Brandi Allen is the third-shift manager at Littlejohn’s Deli on the Corner. She likes what she does, and some nights it’s very entertaining. Like tonight, when “a group in here was singing for half-an-hour at the top of their lungs.” They sang UVA songs, “Ain’t No Mountain High Enough” and “some new stuff that was on the radio,” she says. “They were having a good time.” Allen, whose first job was at a fast-food restaurant when she was 15 years old, says most of her customers are nice, but “sometimes we get some drunk, obnoxious ones who like to come in and be rude and nasty.”

Marquis Underwood is assembling sandwiches at Littlejohn’s until school starts later this month, and he returns to work full-time for UVA Dining. “I’ve been in the food service business all my life,” he says. “It’s not a boring job. You get to see different stuff. We got a concert tonight.” For the most part, he finds his customers “very entertaining. You say ‘hi,’ and they take it from there.”
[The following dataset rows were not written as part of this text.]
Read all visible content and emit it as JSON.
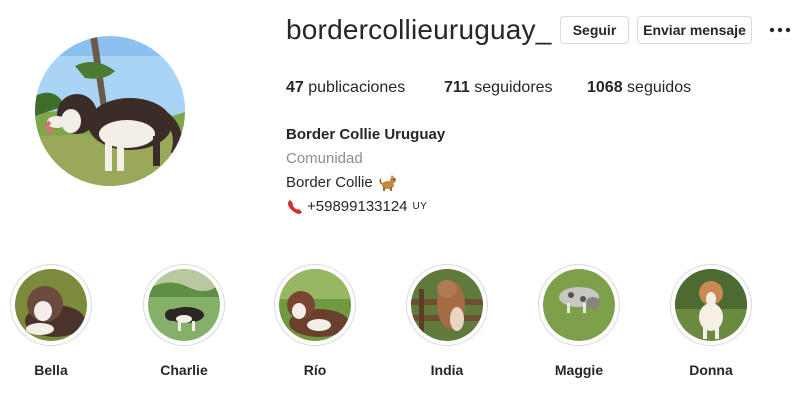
{
  "profile": {
    "username": "bordercollieuruguay_",
    "follow_label": "Seguir",
    "message_label": "Enviar mensaje"
  },
  "stats": {
    "posts_count": "47",
    "posts_label": "publicaciones",
    "followers_count": "711",
    "followers_label": "seguidores",
    "following_count": "1068",
    "following_label": "seguidos"
  },
  "bio": {
    "name": "Border Collie Uruguay",
    "category": "Comunidad",
    "description": "Border Collie",
    "description_emoji_icon": "dog-emoji-icon",
    "phone_icon": "telephone-receiver-icon",
    "phone": "+59899133124",
    "phone_country": "UY"
  },
  "highlights": [
    {
      "label": "Bella"
    },
    {
      "label": "Charlie"
    },
    {
      "label": "Río"
    },
    {
      "label": "India"
    },
    {
      "label": "Maggie"
    },
    {
      "label": "Donna"
    }
  ],
  "colors": {
    "text": "#262626",
    "muted": "#8e8e8e",
    "border": "#dbdbdb",
    "phone_icon": "#d32f2f"
  }
}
“I’ve been dealing with students for years,” says Tyrone Thomas, a cook, who works at Littlejohn’s from 11pm to 7am. At 8am, he reports for duty at UVA’s Newcomb Dining Hall. “I love the atmosphere,” he says.

1:59am

“The job is about 90 percent boredom, 10 percent adrenaline rush,” says Victor G. Mitchell. Photo: Rammelkamp Foto
“The job is about 90 percent boredom, 10 percent adrenaline rush,” says Victor G. Mitchell. Photo: Rammelkamp Foto

Cop: Lieutenant Victor G. Mitchell, a midnight shift commander with the Charlottesville Police Department, considers starting the canine program in 1990 to be his greatest accomplishment during 30 years as a police officer. The real key to success in any job is pride, he says. “If I was a dishwasher, I would take pride in it.”

3:21am

“My husband used to work nights, but now it’s flipped, so we’ve never been home together. And we get along wonderfully,” says Lila Smith. Photo: Rammelkamp Foto

“During the day it’s so busy,” says Martha Jefferson nurse Lila Smith. “But at night, most of the patients are asleep, so the ones who are having problems, you can really do your nursing one-on-one. You can concentrate and not be interrupted.” She calls it “face-to-face nursing,” and says she loves it. “We do hospice on this floor,” she adds, and during the night she has “time to spend with patients and their family the way I want to.” There are 24 patients, four nurses, a charge nurse and two aides on Smith’s floor. “We’re at maximum capacity,” she says. “Most of the time we are.”